As deadly shootings increase, my wife and I question: is it safe to have kids?

%28Emily+Whinfrey+Bourassa+%7C+Special+to+The+Union%29

(Emily Whinfrey Bourassa | Special to The Union)

The decision to have children is a major one.

As a young couple, my wife and I have had many conversations about our future kids.

Usually we talk about issues such as costs, how we would like to be more financially stable before trying for our first child or even if we feel mature enough to be responsible to take care of another human being.

These conversations are always framed as “when” we have kids.

Last Tuesday, in the wake of the horrendous tragedy that occurred in Texas that ultimately left 19 children and two adults dead, my wife and I had a sobering conversation for the first time.

For the first time we questioned, “should” we have kids?

On Tuesday, May 24 an 18-year-old gunman shot his 66-year-old grandmother before entering Robb Elementary School, ultimately killing children who were all between the ages of 9 and 11.

Before that there was another high-profile mass shooting in Buffalo, New York.

While no children were killed in that incident, 10 adults were killed while grocery shopping.

What you might not have heard, and what gun violence archive organizations reports is that between the May 14 Buffalo shooting and the May 24 Uvalde shooting, there were 15 other instances of mass shootings spread out throughout the country, resulting in 11 people dead.

Although it might seem hyperbolic or reactionary to some, the major increase in gun violence in addition to our national and community leaders’ failure to address and curb the unnecessary deaths have some young people questioning the idea of having kids.

Before getting married both my wife and I acknowledged that children were something we both eventually wanted.

But there are new fears and factors to consider now and we are not alone.

Oscar Escobar, 20, a nursing major at El Camino College said the event and others like them made him question his future family plans.

“It just kind of makes me scared in the future. To have kids and send them off to school,” Escobar said. “The fact that this guy was able to enter school grounds and do what he did.”

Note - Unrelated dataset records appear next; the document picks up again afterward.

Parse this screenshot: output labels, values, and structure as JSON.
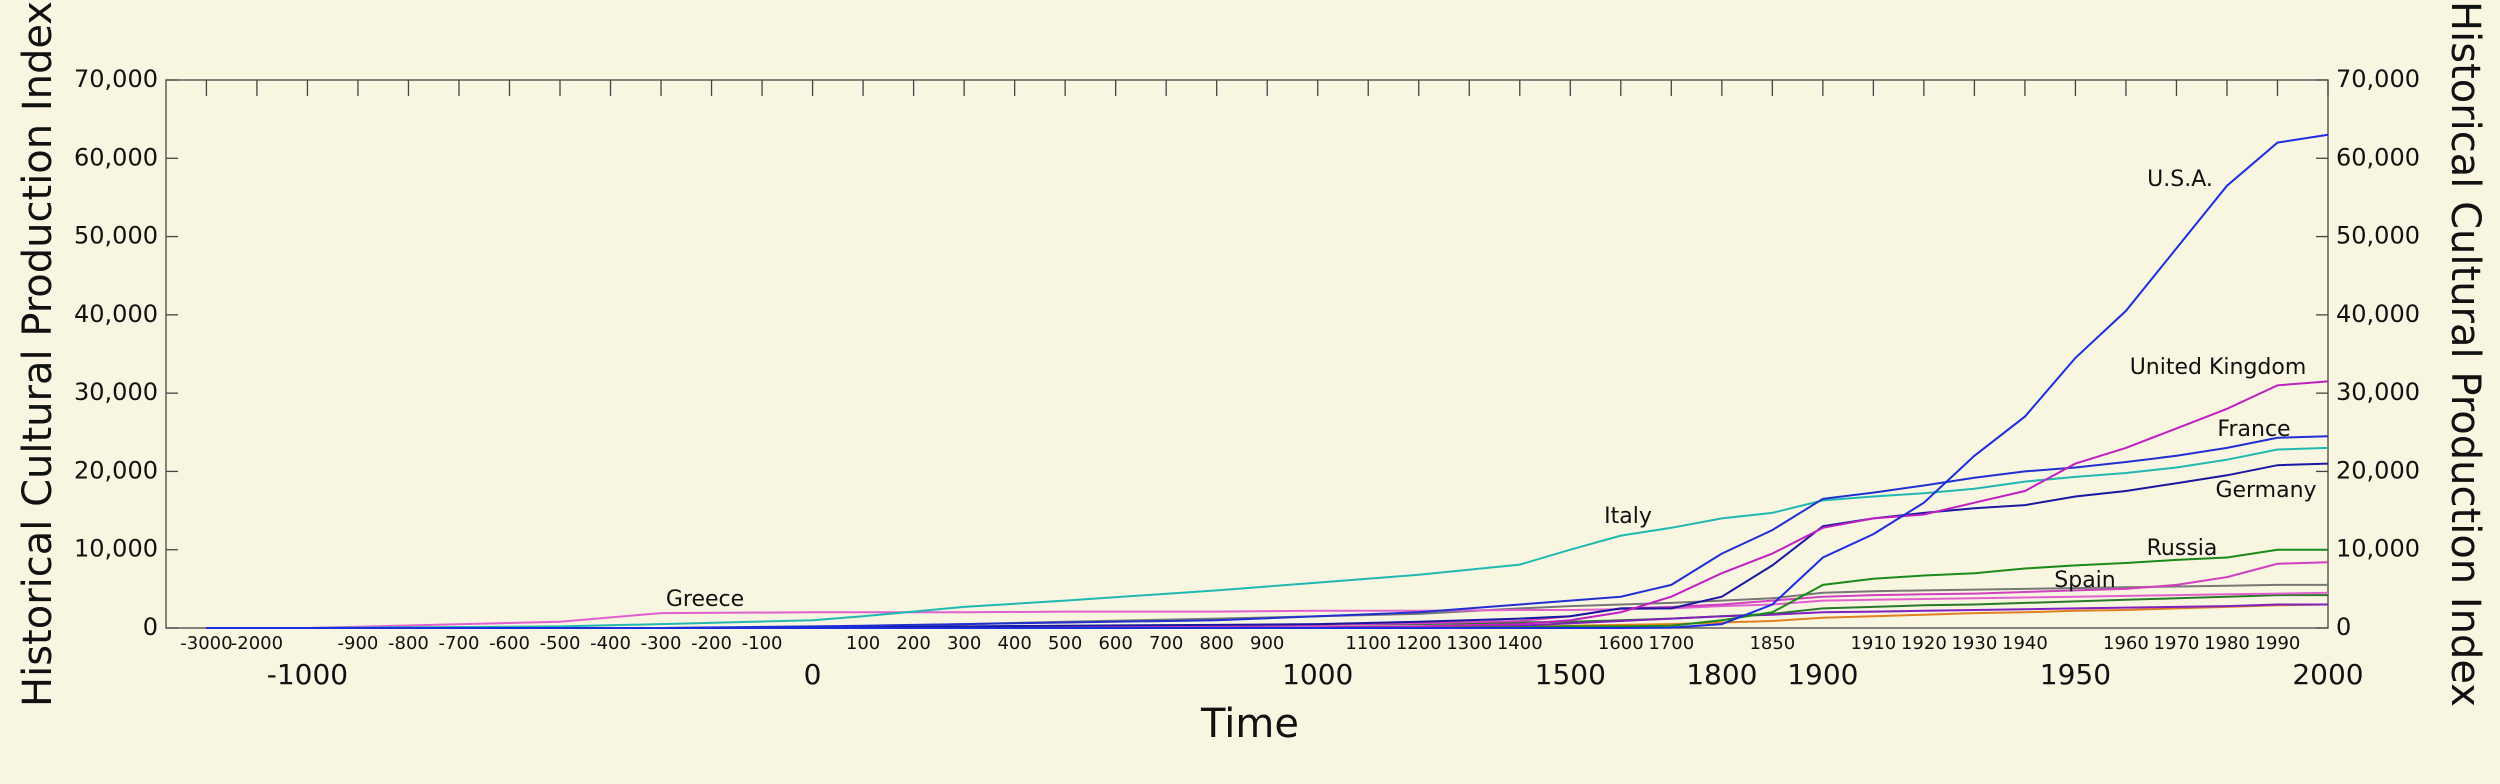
{
  "chart_data": {
    "type": "line",
    "x_label": "Time",
    "y_label": "Historical Cultural Production Index",
    "y2_label": "Historical Cultural Production Index",
    "xlim": [
      -3000,
      2000
    ],
    "ylim": [
      0,
      70000
    ],
    "y2lim": [
      0,
      70000
    ],
    "xticks": [
      -3000,
      -2000,
      -900,
      -800,
      -700,
      -600,
      -500,
      -400,
      -300,
      -200,
      -100,
      100,
      200,
      300,
      400,
      500,
      600,
      700,
      800,
      900,
      1100,
      1200,
      1300,
      1400,
      1600,
      1700,
      1850,
      1910,
      1920,
      1930,
      1940,
      1960,
      1970,
      1980,
      1990
    ],
    "xticks_major": [
      -1000,
      0,
      1000,
      1500,
      1800,
      1900,
      1950,
      2000
    ],
    "yticks": [
      0,
      {
        "value": 10000,
        "label": "10,000"
      },
      {
        "value": 20000,
        "label": "20,000"
      },
      {
        "value": 30000,
        "label": "30,000"
      },
      {
        "value": 40000,
        "label": "40,000"
      },
      {
        "value": 50000,
        "label": "50,000"
      },
      {
        "value": 60000,
        "label": "60,000"
      },
      {
        "value": 70000,
        "label": "70,000"
      }
    ],
    "y2ticks": [
      0,
      {
        "value": 10000,
        "label": "10,000"
      },
      {
        "value": 20000,
        "label": "20,000"
      },
      {
        "value": 30000,
        "label": "30,000"
      },
      {
        "value": 40000,
        "label": "40,000"
      },
      {
        "value": 50000,
        "label": "50,000"
      },
      {
        "value": 60000,
        "label": "60,000"
      },
      {
        "value": 70000,
        "label": "70,000"
      }
    ],
    "x": [
      -3000,
      -1000,
      -500,
      -300,
      0,
      100,
      300,
      500,
      800,
      1000,
      1200,
      1400,
      1500,
      1600,
      1700,
      1800,
      1850,
      1900,
      1910,
      1920,
      1930,
      1940,
      1950,
      1960,
      1970,
      1980,
      1990,
      2000
    ],
    "series": [
      {
        "color": "#777777",
        "values": [
          0,
          0,
          0,
          0,
          100,
          200,
          500,
          800,
          1200,
          1500,
          1800,
          2500,
          2800,
          3000,
          3200,
          3500,
          3800,
          4500,
          4700,
          4800,
          4900,
          5000,
          5100,
          5200,
          5300,
          5400,
          5500,
          5500
        ]
      },
      {
        "color": "#2a7a2a",
        "values": [
          0,
          0,
          0,
          0,
          0,
          0,
          100,
          200,
          300,
          400,
          500,
          700,
          800,
          1000,
          1200,
          1500,
          1800,
          2500,
          2700,
          2900,
          3000,
          3200,
          3400,
          3600,
          3800,
          4000,
          4200,
          4200
        ]
      },
      {
        "color": "#e08020",
        "values": [
          0,
          0,
          0,
          0,
          0,
          0,
          0,
          0,
          0,
          50,
          100,
          200,
          300,
          400,
          500,
          700,
          900,
          1300,
          1500,
          1700,
          1900,
          2000,
          2200,
          2300,
          2500,
          2700,
          2900,
          3000
        ]
      },
      {
        "color": "#8020c0",
        "values": [
          0,
          0,
          0,
          0,
          0,
          0,
          0,
          0,
          0,
          0,
          100,
          300,
          600,
          900,
          1200,
          1500,
          1700,
          2000,
          2100,
          2200,
          2300,
          2400,
          2500,
          2600,
          2700,
          2800,
          3000,
          3000
        ]
      },
      {
        "name": "Greece",
        "color": "#e060d0",
        "values": [
          0,
          0,
          800,
          1900,
          2000,
          2000,
          2000,
          2100,
          2100,
          2200,
          2200,
          2300,
          2300,
          2400,
          2500,
          2800,
          3000,
          3500,
          3600,
          3700,
          3800,
          3900,
          4000,
          4100,
          4200,
          4300,
          4400,
          4500
        ]
      },
      {
        "name": "Spain",
        "color": "#d040c0",
        "values": [
          0,
          0,
          0,
          0,
          0,
          50,
          100,
          200,
          300,
          400,
          600,
          900,
          1500,
          2500,
          2700,
          3000,
          3500,
          4000,
          4200,
          4300,
          4400,
          4600,
          4800,
          5000,
          5500,
          6500,
          8200,
          8400
        ]
      },
      {
        "name": "Russia",
        "color": "#1a8a1a",
        "values": [
          0,
          0,
          0,
          0,
          0,
          0,
          0,
          0,
          0,
          0,
          50,
          100,
          200,
          200,
          300,
          1000,
          2000,
          5500,
          6300,
          6700,
          7000,
          7600,
          8000,
          8300,
          8700,
          9000,
          10000,
          10000
        ]
      },
      {
        "name": "Italy",
        "color": "#20b8b0",
        "values": [
          0,
          0,
          200,
          500,
          1000,
          1500,
          2700,
          3500,
          4800,
          5800,
          6800,
          8100,
          10000,
          11800,
          12800,
          14000,
          14700,
          16300,
          16800,
          17200,
          17800,
          18700,
          19300,
          19800,
          20500,
          21500,
          22800,
          23000
        ]
      },
      {
        "name": "Germany",
        "color": "#1818a0",
        "values": [
          0,
          0,
          0,
          0,
          0,
          100,
          200,
          300,
          400,
          500,
          800,
          1200,
          1500,
          2500,
          2500,
          4000,
          8000,
          13000,
          14000,
          14700,
          15300,
          15700,
          16800,
          17500,
          18500,
          19500,
          20800,
          21000
        ]
      },
      {
        "name": "France",
        "color": "#2030d0",
        "values": [
          0,
          0,
          0,
          0,
          200,
          300,
          500,
          700,
          1000,
          1500,
          2000,
          3000,
          3500,
          4000,
          5500,
          9500,
          12500,
          16500,
          17300,
          18200,
          19200,
          20000,
          20500,
          21200,
          22000,
          23000,
          24300,
          24500
        ]
      },
      {
        "name": "United Kingdom",
        "color": "#c020c0",
        "values": [
          0,
          0,
          0,
          0,
          0,
          0,
          0,
          0,
          50,
          100,
          200,
          500,
          1000,
          2000,
          4000,
          7000,
          9500,
          12800,
          14000,
          14500,
          16000,
          17500,
          21000,
          23000,
          25500,
          28000,
          31000,
          31500
        ]
      },
      {
        "name": "U.S.A.",
        "color": "#1a2ee0",
        "values": [
          0,
          0,
          0,
          0,
          0,
          0,
          0,
          0,
          0,
          0,
          0,
          0,
          0,
          0,
          50,
          500,
          3000,
          9000,
          12000,
          16000,
          22000,
          27000,
          34500,
          40500,
          48500,
          56500,
          62000,
          63000
        ]
      }
    ]
  }
}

During 2012 in Newtown, Connecticut, 20 children were killed when a 20-year-old shooter entered Sandy Hook elementary school. It should have been the last time something like that was allowed to happen.

10 years later not much has changed.

My wife and I talked about Sandy Hook, we talked about the inevitability of it happening again.

We discussed the fact that a generation of us were raised to expect events like this to occur. The inaction and irresponsibility of our leaders to address this issue has trained many of us to view tragedies like this as an inevitability.

Deciding to have children is a very personal decision.

My wife and I have not definitively decided if we will no longer have kids, but the fact that we are even questioning our decision based on the fears of school gun violence is an indictment on how this country has failed in protecting both or citizens and their children.

To be a parent is to worry, but it should not be considered the norm to be worried about children being unsafe at the schools they attend.